I bought the car with offsets, I have Falcons in the front and Pirelli P-Zero in the back, it wouldn't hurt to roll or buy some strong rear springs/shocks


----------



## noel the legend (Sep 27, 2007)

Follow instructions:

1. Go to tirerack.com
2. Select "wheels"
3. When asked for model, select BMW
4. Year - 2005
5. Make 330 Coupe, Performance Pkg.
6. Select 18" Diamater on filter bar on the side.
7. Browse through over 220 Wheels that will fit the GTO (at least as far as the bolt pattern is concerned...just watch your offset/backspacing).

I like the ASA Wheels (decent price, looks and weight). You can get staggered set-ups that should fit (or be close enough if you have a suspension upgrade/fender roll/etc.). The ASA GT5 wheels can be purchased in the following 18" dia. config.:

Front
8" wide
40mm offset
6.10" backspacing

Rear
9" wide
45mm offset
6.81" backspacing

The rubber that the suggest for the wheels is probably going to be more narrow than you will run, so buy wheels under a new search. (The recommend 225mm for the fronts and 255mm for the rear).

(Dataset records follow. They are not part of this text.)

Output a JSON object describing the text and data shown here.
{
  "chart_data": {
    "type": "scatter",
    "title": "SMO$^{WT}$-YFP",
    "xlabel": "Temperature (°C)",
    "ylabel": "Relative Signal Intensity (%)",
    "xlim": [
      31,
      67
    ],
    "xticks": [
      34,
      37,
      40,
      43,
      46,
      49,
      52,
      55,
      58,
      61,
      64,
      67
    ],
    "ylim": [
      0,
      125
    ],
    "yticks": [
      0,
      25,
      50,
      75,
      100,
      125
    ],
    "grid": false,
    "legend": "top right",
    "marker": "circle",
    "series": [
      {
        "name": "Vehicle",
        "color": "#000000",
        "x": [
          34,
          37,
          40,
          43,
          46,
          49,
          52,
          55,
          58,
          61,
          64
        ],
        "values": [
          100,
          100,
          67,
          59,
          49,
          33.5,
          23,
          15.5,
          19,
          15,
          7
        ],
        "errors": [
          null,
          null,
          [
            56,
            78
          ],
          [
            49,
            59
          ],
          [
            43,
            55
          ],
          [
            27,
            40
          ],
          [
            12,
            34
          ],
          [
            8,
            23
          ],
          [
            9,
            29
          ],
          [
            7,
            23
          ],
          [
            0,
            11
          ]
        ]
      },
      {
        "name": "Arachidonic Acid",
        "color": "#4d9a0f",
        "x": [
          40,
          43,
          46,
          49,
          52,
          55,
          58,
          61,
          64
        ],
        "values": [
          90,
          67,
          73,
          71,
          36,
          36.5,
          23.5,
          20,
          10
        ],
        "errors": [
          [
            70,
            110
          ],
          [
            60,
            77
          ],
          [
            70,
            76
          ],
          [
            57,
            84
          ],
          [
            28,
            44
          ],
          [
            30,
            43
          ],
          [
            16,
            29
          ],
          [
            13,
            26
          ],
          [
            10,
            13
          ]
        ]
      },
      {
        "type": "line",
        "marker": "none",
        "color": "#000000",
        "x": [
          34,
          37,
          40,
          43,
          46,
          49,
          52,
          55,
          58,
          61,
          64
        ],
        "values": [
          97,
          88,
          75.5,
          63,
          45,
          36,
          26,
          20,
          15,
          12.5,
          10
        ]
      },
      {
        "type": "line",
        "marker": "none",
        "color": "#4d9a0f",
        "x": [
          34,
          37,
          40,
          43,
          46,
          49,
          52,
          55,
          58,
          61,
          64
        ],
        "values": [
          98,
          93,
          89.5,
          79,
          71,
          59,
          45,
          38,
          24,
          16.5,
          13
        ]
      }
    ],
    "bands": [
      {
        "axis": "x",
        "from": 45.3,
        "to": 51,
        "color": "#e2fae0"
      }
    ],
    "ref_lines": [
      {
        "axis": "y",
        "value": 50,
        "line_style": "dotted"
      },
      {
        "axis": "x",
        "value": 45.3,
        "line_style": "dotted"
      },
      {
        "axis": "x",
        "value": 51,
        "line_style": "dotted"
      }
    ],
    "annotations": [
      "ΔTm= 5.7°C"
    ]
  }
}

Happy hunting. Hope this helped.


----------



## MBM GTO (Feb 17, 2010)

noel the legend said:


> Follow instructions:
> 
> 1. Go to tirerack.com
> 2. Select "wheels"
> ...


I'd like to know what offset 6.10 is and also 6.81, thanks.


----------



## noel the legend (Sep 27, 2007)

Ummm...I have that listed directly above the backspacing in the post that you copied. If you read the ENTIRE post, you already have your answer.  The backspacing of 6.10 & 6.81 is 40mm & 45mm, respectively.

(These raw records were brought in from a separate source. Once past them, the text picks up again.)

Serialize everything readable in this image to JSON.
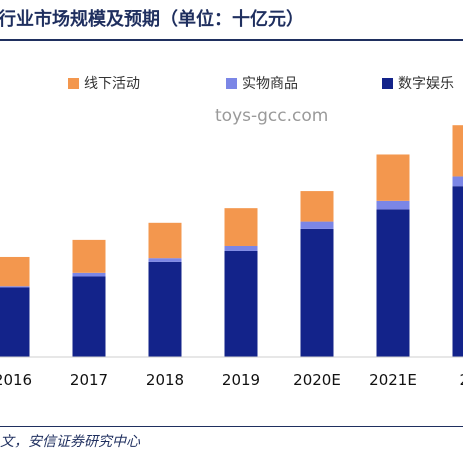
{
  "title": "行业市场规模及预期（单位：十亿元）",
  "source": "文，安信证券研究中心",
  "watermark": "toys-gcc.com",
  "chart_data": {
    "type": "bar",
    "stacked": true,
    "categories": [
      "2016",
      "2017",
      "2018",
      "2019",
      "2020E",
      "2021E",
      "20"
    ],
    "series": [
      {
        "name": "数字娱乐",
        "color": "#13238a",
        "values": [
          57,
          66,
          78,
          87,
          105,
          121,
          140
        ]
      },
      {
        "name": "实物商品",
        "color": "#7b86e6",
        "values": [
          1,
          3,
          3,
          4,
          6,
          7,
          8
        ]
      },
      {
        "name": "线下活动",
        "color": "#f3974e",
        "values": [
          24,
          27,
          29,
          31,
          25,
          38,
          42
        ]
      }
    ],
    "legend_position": "top",
    "grid": false
  }
}
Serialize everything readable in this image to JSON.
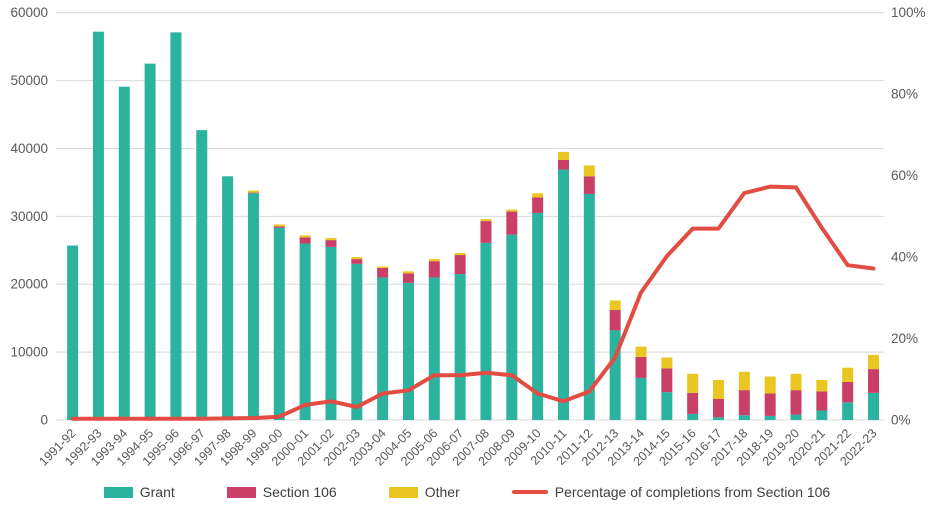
{
  "chart_data": {
    "type": "bar",
    "subtype": "stacked-bars-with-line",
    "title": "",
    "categories": [
      "1991-92",
      "1992-93",
      "1993-94",
      "1994-95",
      "1995-96",
      "1996-97",
      "1997-98",
      "1998-99",
      "1999-00",
      "2000-01",
      "2001-02",
      "2002-03",
      "2003-04",
      "2004-05",
      "2005-06",
      "2006-07",
      "2007-08",
      "2008-09",
      "2009-10",
      "2010-11",
      "2011-12",
      "2012-13",
      "2013-14",
      "2014-15",
      "2015-16",
      "2016-17",
      "2017-18",
      "2018-19",
      "2019-20",
      "2020-21",
      "2021-22",
      "2022-23"
    ],
    "series": [
      {
        "name": "Grant",
        "color": "#2BB3A0",
        "values": [
          25700,
          57200,
          49100,
          52500,
          57100,
          42700,
          35900,
          33400,
          28300,
          26000,
          25500,
          23000,
          21000,
          20200,
          21000,
          21500,
          26100,
          27300,
          30500,
          36900,
          33300,
          13200,
          6200,
          4100,
          900,
          400,
          700,
          600,
          800,
          1400,
          2600,
          4000
        ]
      },
      {
        "name": "Section 106",
        "color": "#C93F68",
        "values": [
          0,
          0,
          0,
          0,
          0,
          0,
          0,
          100,
          200,
          900,
          1000,
          700,
          1400,
          1400,
          2400,
          2800,
          3200,
          3400,
          2300,
          1400,
          2600,
          3000,
          3100,
          3500,
          3100,
          2700,
          3700,
          3300,
          3600,
          2800,
          3000,
          3500
        ]
      },
      {
        "name": "Other",
        "color": "#EAC622",
        "values": [
          0,
          0,
          0,
          0,
          0,
          0,
          0,
          300,
          300,
          300,
          300,
          300,
          200,
          300,
          300,
          300,
          300,
          300,
          600,
          1200,
          1600,
          1400,
          1500,
          1600,
          2800,
          2800,
          2700,
          2500,
          2400,
          1700,
          2100,
          2100
        ]
      }
    ],
    "line_series": {
      "name": "Percentage of completions from Section 106",
      "color": "#E24C43",
      "axis": "right",
      "values": [
        0.3,
        0.3,
        0.3,
        0.3,
        0.3,
        0.3,
        0.4,
        0.5,
        0.8,
        3.7,
        4.6,
        3.2,
        6.5,
        7.3,
        11.0,
        11.0,
        11.6,
        11.0,
        6.5,
        4.6,
        7.0,
        15.4,
        31.3,
        40.2,
        47.0,
        47.0,
        55.7,
        57.3,
        57.1,
        47.2,
        38.0,
        37.2
      ]
    },
    "left_axis": {
      "min": 0,
      "max": 60000,
      "step": 10000,
      "tick_labels": [
        "0",
        "10000",
        "20000",
        "30000",
        "40000",
        "50000",
        "60000"
      ]
    },
    "right_axis": {
      "min": 0,
      "max": 100,
      "step": 20,
      "tick_labels": [
        "0%",
        "20%",
        "40%",
        "60%",
        "80%",
        "100%"
      ]
    },
    "grid": true,
    "gridline_color": "#D9D9D9",
    "axis_text_color": "#595959",
    "legend_position": "bottom",
    "legend_labels": {
      "grant": "Grant",
      "section106": "Section 106",
      "other": "Other",
      "line": "Percentage of completions from Section 106"
    }
  }
}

Also, based upon your rubbing issues, recommend a Lovell's or Pedders "No Rub Kit". Lovell's is cheaper, but not cheaper (from what I've read). I have the Pedders Street 2 (which contains their "No Rub Kit" plus more) and couldn't be happier. I recommend contacting Rob @ Wretched Motorsports. They have a website...easily found using the Google machine. He is one of the top guys in the USA regarding GTO suspensions and he wont steer you wrong (pun intended). Wretched also sells Pedders stuff (maybe Lovell's?) and at about the best price I've seen on the internet.

Good luck.


----------